Providers of adult day care may offer a variety of services, ranging from simple non-skilled custodial care to more advanced skilled services. For example, a registered nurse may be available for on-site health services, clinical assessment and monitoring, and help with medication management. In general, custodial adult day care is not covered by Medicare, although some costs may be covered by Medicaid or other insurers.
Day hospitals provide a broad range of skilled-nursing services, including injections, chemotherapy, and intensive rehabilitation. Most day hospital programs are housed in chronic-care hospitals or rehabilitation centers. This allows the healthcare provider to take advantage of in-house professional expertise and resources, while allowing the patient to return home for the evening. Services are covered under Medicare, with requirements similar to those of home healthcare.
Day hospitals are most often used for two groups of patients: those needing rehabilitation in multiple areas and those with psychiatric illnesses. A systematic review of day-hospital care found that day hospitals compared favorably with other sources of care for many traditional health outcomes (eg, death, disability, etc.). In fact, those receiving care in day hospitals tend to have less functional decline and less hospital and institutional care.
Program of All-inclusive Care for the Elderly (PACE)
The Program of All-inclusive Care for the Elderly (PACE) is a relatively new program that pools funds from Medicare and Medicaid (in participating states) to provide acute and long-term care to frail older people. This coordinated financing allows PACE to provide traditional coverage of acute, rehabilitative, home, and institutional care.

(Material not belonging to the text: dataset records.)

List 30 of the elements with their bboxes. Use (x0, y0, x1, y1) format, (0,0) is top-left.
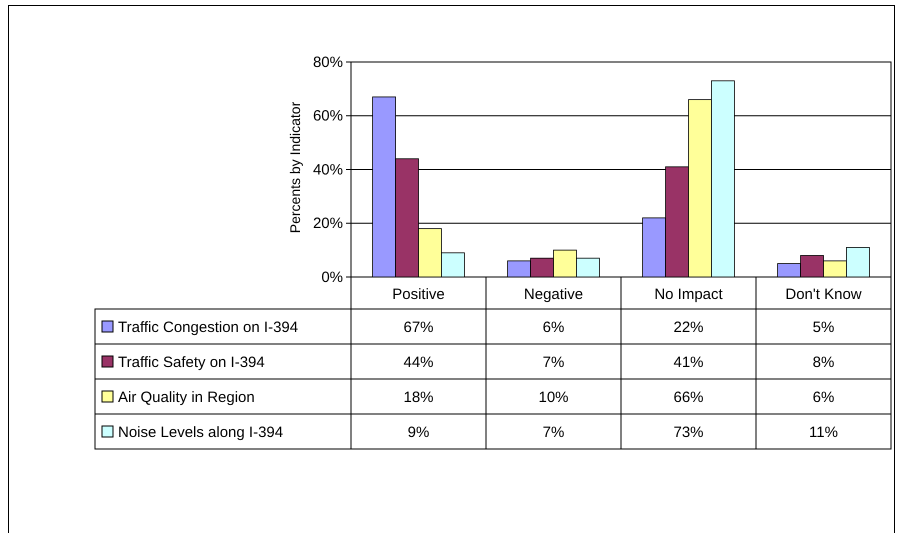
data-label: 10% (538, 389, 569, 406)
y-tick-label: 20% (312, 215, 343, 232)
data-label: 8% (812, 354, 834, 371)
legend-label: Noise Levels along I-394 (118, 424, 284, 441)
x-tick-label: Don't Know (785, 286, 862, 303)
data-label: 6% (812, 389, 834, 406)
y-tick-label: 80% (312, 54, 343, 71)
data-label: 7% (542, 424, 564, 441)
y-tick-label: 60% (312, 108, 343, 125)
y-axis-title: Percents by Indicator (287, 101, 303, 234)
y-tick-label: 40% (312, 161, 343, 178)
data-label: 6% (542, 319, 564, 336)
y-tick-label: 0% (321, 268, 343, 286)
legend-label: Traffic Congestion on I-394 (118, 319, 298, 336)
legend-label: Air Quality in Region (118, 389, 255, 406)
data-label: 18% (403, 389, 434, 406)
data-label: 73% (673, 424, 704, 441)
x-tick-label: No Impact (654, 286, 724, 303)
data-label: 9% (408, 424, 430, 441)
x-tick-label: Positive (392, 286, 445, 303)
x-tick-label: Negative (524, 286, 584, 303)
legend-label: Traffic Safety on I-394 (118, 354, 265, 371)
data-label: 5% (812, 319, 834, 336)
data-label: 41% (673, 354, 704, 371)
data-label: 11% (809, 424, 838, 441)
data-label: 66% (673, 389, 704, 406)
data-label: 22% (673, 319, 704, 336)
data-label: 67% (403, 319, 434, 336)
data-label: 44% (403, 354, 434, 371)
data-label: 7% (542, 354, 564, 371)
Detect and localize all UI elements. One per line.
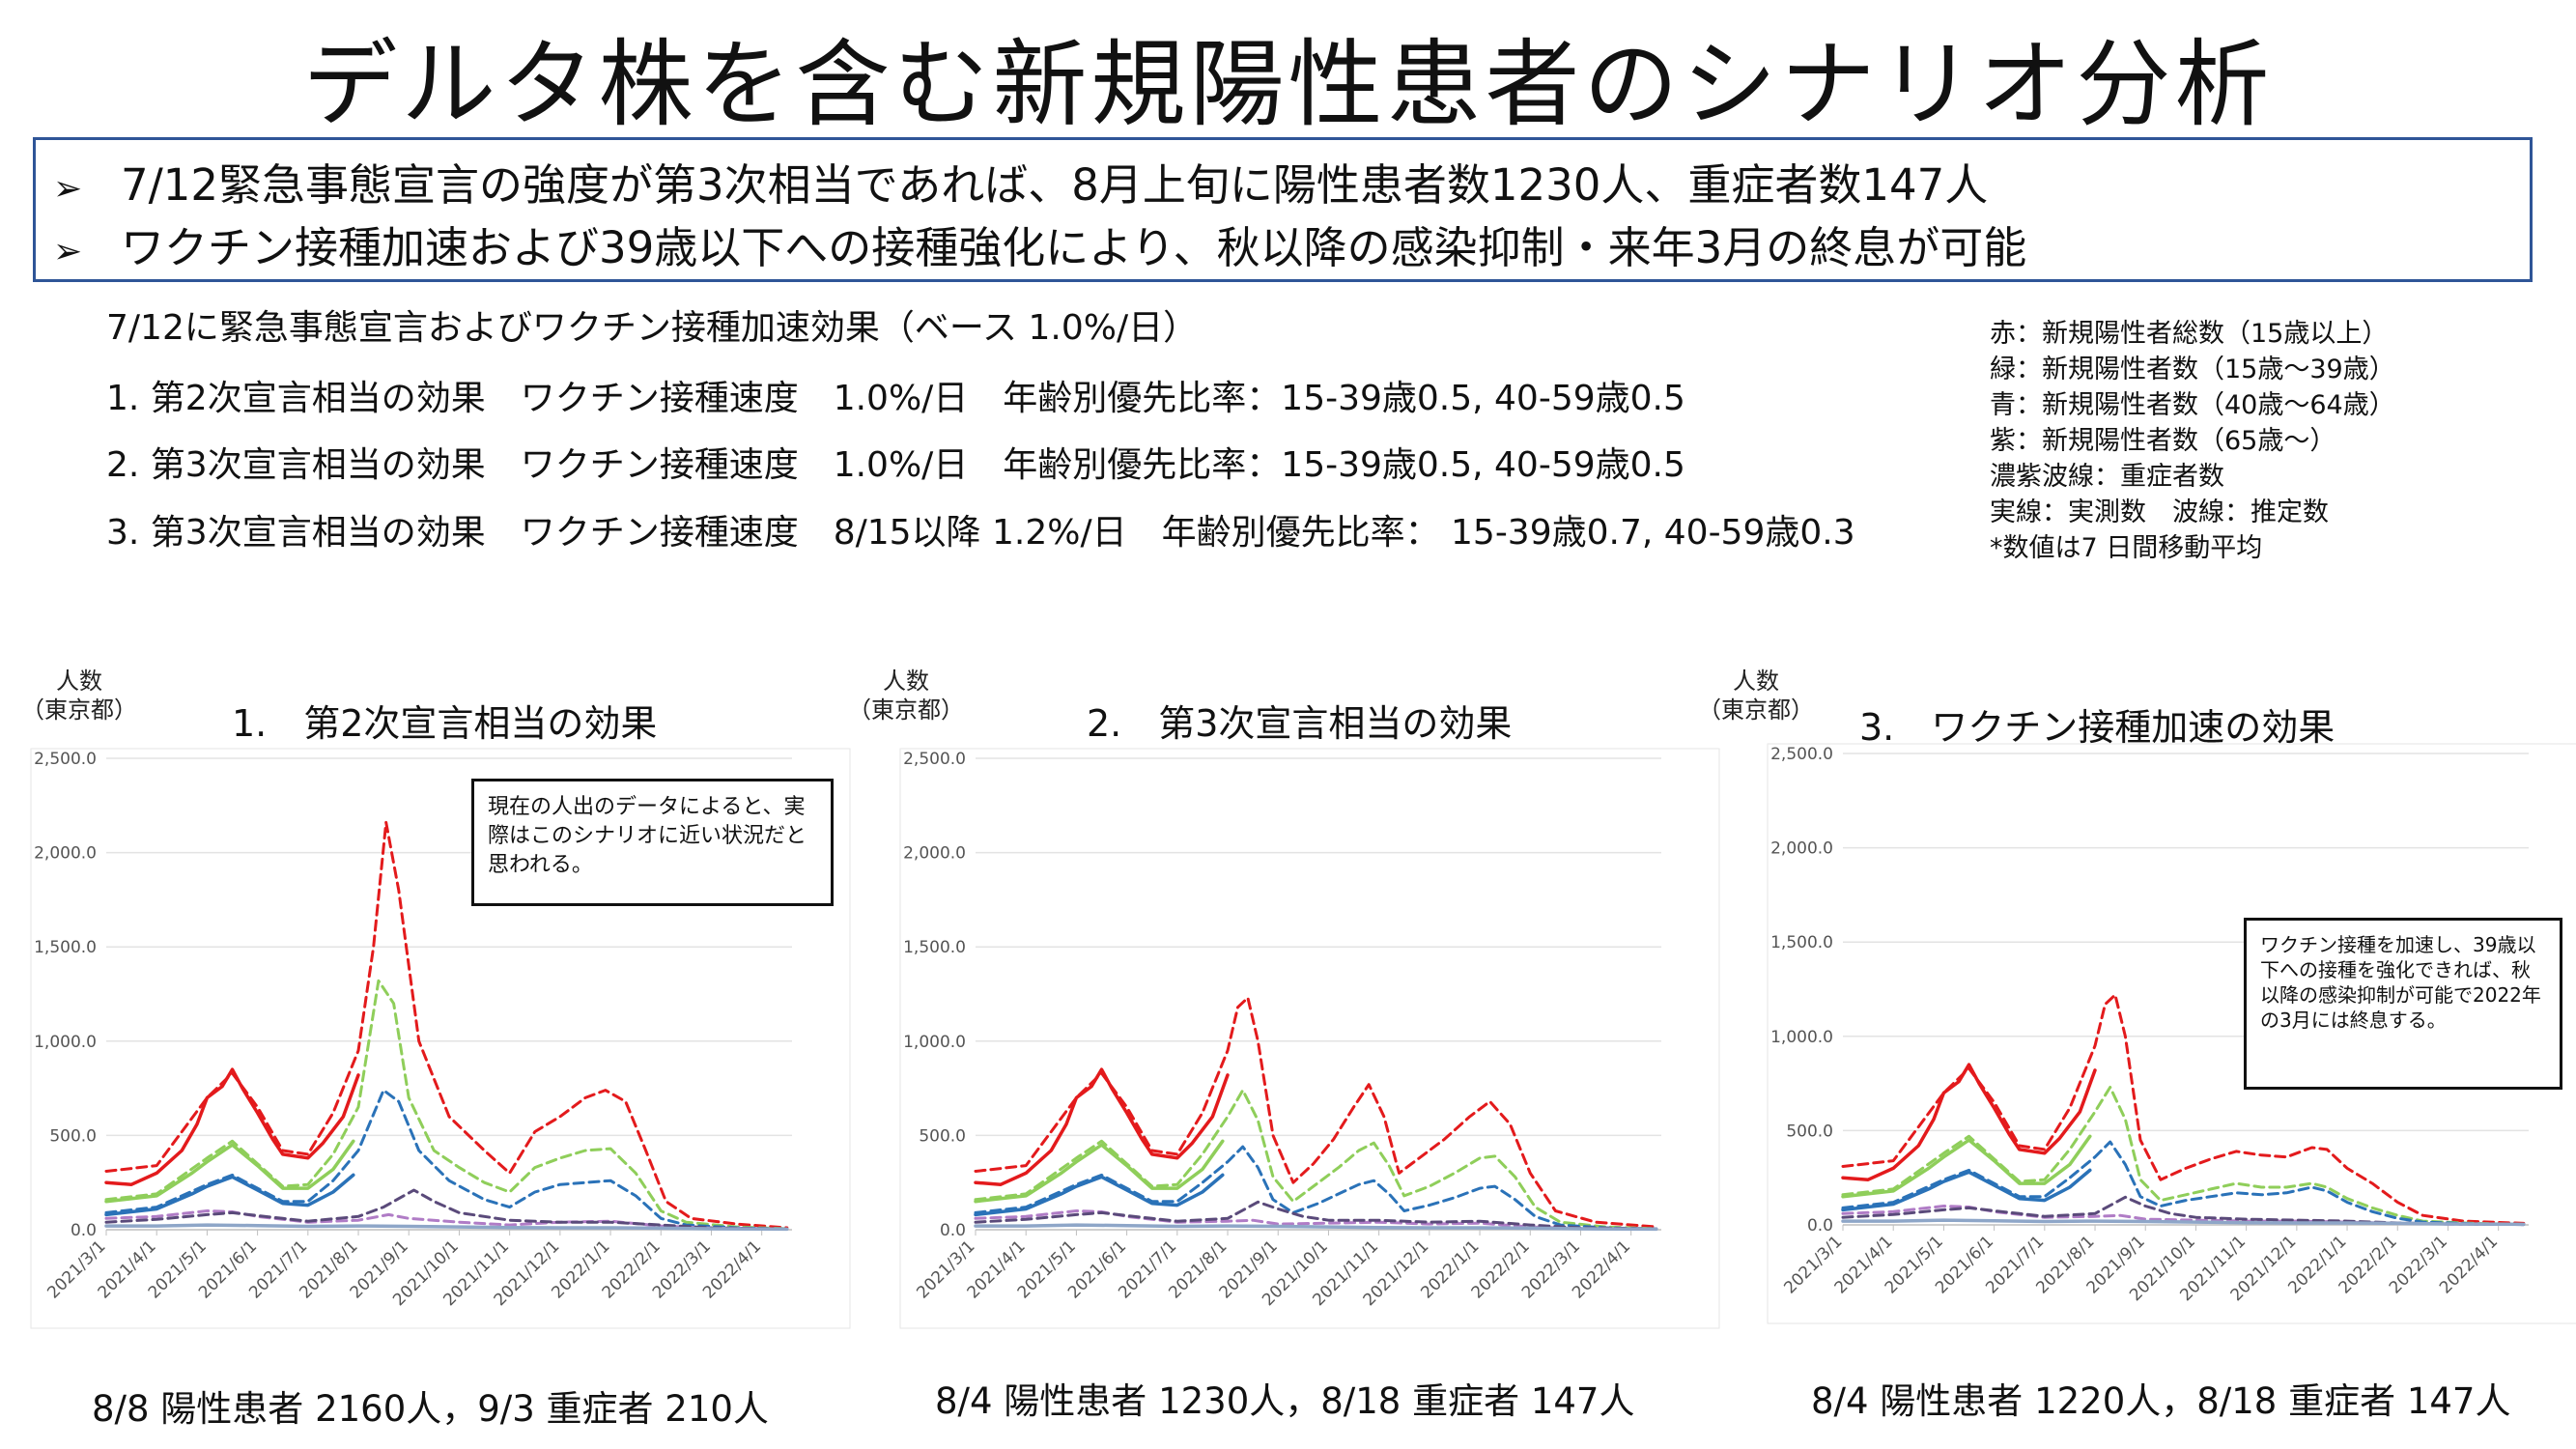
y-tick-label: 0.0 [71,1221,97,1240]
series-line-young-estimate [104,979,789,1231]
legend-item: 濃紫波線：重症者数 [1990,462,2224,492]
series-line-mid-estimate [104,1089,789,1231]
key-finding-1: ➢ 7/12緊急事態宣言の強度が第3次相当であれば、8月上旬に陽性患者数1230人… [53,150,1988,213]
chart-1-title: 1. 第2次宣言相当の効果 [232,702,658,745]
series-line-mid-actual [1841,1168,2092,1212]
series-line-young-actual [1841,1134,2092,1199]
chart-1-callout: 現在の人出のデータによると、実際はこのシナリオに近い状況だと思われる。 [471,779,834,906]
bullet-arrow-icon: ➢ [53,169,83,209]
scenario-3: 3. 第3次宣言相当の効果 ワクチン接種速度 8/15以降 1.2%/日 年齢別… [106,513,1855,553]
key-finding-2-text: ワクチン接種加速および39歳以下への接種強化により、秋以降の感染抑制・来年3月の… [121,222,2027,273]
y-tick-label: 2,000.0 [1770,839,1833,859]
series-line-total-estimate [1841,993,2526,1225]
legend-item: 実線：実測数 波線：推定数 [1990,497,2329,527]
y-tick-label: 500.0 [919,1126,966,1146]
chart-3-callout: ワクチン接種を加速し、39歳以下への接種を強化できれば、秋以降の感染抑制が可能で… [2244,918,2562,1090]
key-findings-box: ➢ 7/12緊急事態宣言の強度が第3次相当であれば、8月上旬に陽性患者数1230人… [33,137,2533,282]
series-line-severe-estimate [974,1200,1658,1231]
series-line-total-estimate [974,996,1658,1229]
y-unit-label-line: （東京都） [848,696,964,724]
legend-item: *数値は7 日間移動平均 [1990,533,2263,563]
chart-3-title: 3. ワクチン接種加速の効果 [1859,706,2335,749]
series-line-mid-actual [974,1173,1225,1217]
y-unit-label-line: 人数 [883,668,929,695]
series-line-young-estimate [974,1089,1658,1231]
y-tick-label: 1,500.0 [34,938,97,957]
chart-3-plot: 0.0500.01,000.01,500.02,000.02,500.02021… [1767,743,2576,1324]
series-line-young-actual [974,1139,1225,1204]
y-unit-label-line: （東京都） [21,696,137,724]
y-tick-label: 2,500.0 [1770,745,1833,764]
series-line-mid-actual [104,1173,355,1217]
y-tick-label: 1,000.0 [34,1033,97,1052]
y-unit-label: 人数 （東京都） [848,667,964,724]
y-tick-label: 1,500.0 [903,938,966,957]
legend-item: 紫：新規陽性者数（65歳〜） [1990,426,2336,456]
series-line-other-actual [1841,1218,2526,1227]
y-unit-label: 人数 （東京都） [21,667,137,724]
y-tick-label: 500.0 [49,1126,97,1146]
chart-3-panel: 0.0 500.0 1,000.0 1,500.0 2,000.0 2,500.0 2021… [1766,743,2576,1324]
y-tick-label: 500.0 [1786,1122,1833,1141]
legend-item: 赤：新規陽性者総数（15歳以上） [1990,319,2389,349]
chart-2-plot: 0.0500.01,000.01,500.02,000.02,500.02021… [899,748,1720,1329]
key-finding-2: ➢ ワクチン接種加速および39歳以下への接種強化により、秋以降の感染抑制・来年3月… [53,213,2026,275]
series-line-old-estimate [974,1209,1658,1231]
series-line-severe-estimate [104,1188,789,1231]
y-unit-label-line: 人数 [56,668,102,695]
legend-item: 緑：新規陽性者数（15歳〜39歳） [1990,355,2395,384]
chart-3-summary: 8/4 陽性患者 1220人，8/18 重症者 147人 [1811,1380,2511,1422]
chart-2-title: 2. 第3次宣言相当の効果 [1087,702,1513,745]
series-line-total-estimate [104,820,789,1230]
y-tick-label: 2,500.0 [34,750,97,769]
color-legend: 赤：新規陽性者総数（15歳以上） 緑：新規陽性者数（15歳〜39歳） 青：新規陽… [1990,316,2395,566]
y-tick-label: 0.0 [940,1221,966,1240]
y-tick-label: 2,000.0 [34,844,97,864]
y-tick-label: 2,500.0 [903,750,966,769]
scenario-2: 2. 第3次宣言相当の効果 ワクチン接種速度 1.0%/日 年齢別優先比率：15… [106,445,1685,485]
y-tick-label: 1,000.0 [903,1033,966,1052]
series-line-young-estimate [1841,1086,2526,1226]
key-finding-1-text: 7/12緊急事態宣言の強度が第3次相当であれば、8月上旬に陽性患者数1230人、… [121,159,1989,211]
y-tick-label: 1,000.0 [1770,1028,1833,1047]
y-unit-label-line: （東京都） [1698,696,1814,724]
chart-2-panel: 0.0 500.0 1,000.0 1,500.0 2,000.0 2,500.0 2021… [898,748,1734,1329]
scenario-1: 1. 第2次宣言相当の効果 ワクチン接種速度 1.0%/日 年齢別優先比率：15… [106,379,1685,418]
y-tick-label: 1,500.0 [1770,933,1833,952]
legend-item: 青：新規陽性者数（40歳〜64歳） [1990,390,2395,420]
series-line-young-actual [104,1139,355,1204]
chart-1-summary: 8/8 陽性患者 2160人，9/3 重症者 210人 [92,1388,769,1430]
y-unit-label: 人数 （東京都） [1698,667,1814,724]
scenario-header: 7/12に緊急事態宣言およびワクチン接種加速効果（ベース 1.0%/日） [106,308,1199,348]
chart-frame [899,748,1720,1329]
bullet-arrow-icon: ➢ [53,232,83,271]
y-tick-label: 0.0 [1807,1216,1833,1236]
y-tick-label: 2,000.0 [903,844,966,864]
series-line-other-actual [104,1223,789,1232]
chart-2-summary: 8/4 陽性患者 1230人，8/18 重症者 147人 [935,1380,1635,1422]
y-unit-label-line: 人数 [1733,668,1779,695]
series-line-other-actual [974,1223,1658,1232]
series-line-mid-estimate [974,1145,1658,1231]
page-title: デルタ株を含む新規陽性患者のシナリオ分析 [302,30,2274,140]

However, participants in the PACE program must meet state-defined requirements regarding their need for a nursing-home level of care. As of 2010, there are 75 PACE programs in 29 states.
The goal of PACE is to keep participants in the community for as long as it is medically, socially, and financially feasible. The system uses a team of healthcare providers who know the patient and caregivers well and who can provide complete care whether the patient is at home or in the hospital, an alternative living situation, or an institution. It also allows for adult day care, respite care, transportation, medication coverage, rehabilitation (including maintenance physical and occupational therapy), hearing aids, eyeglasses, and a variety of other benefits. The program also has the flexibility to pay for non-medical costs in unusual circumstances (eg, paying a person’s electric or gas bill). Care by the healthcare team provides for the complex social needs as well as the medical needs of older adults.
The PACE system has been described as one of the few truly integrated systems of care in the United States. Although the effectiveness of PACE has not been directly tested by a scientific trial, PACE appears to provide high-quality care, albeit with significant site-to-site variation.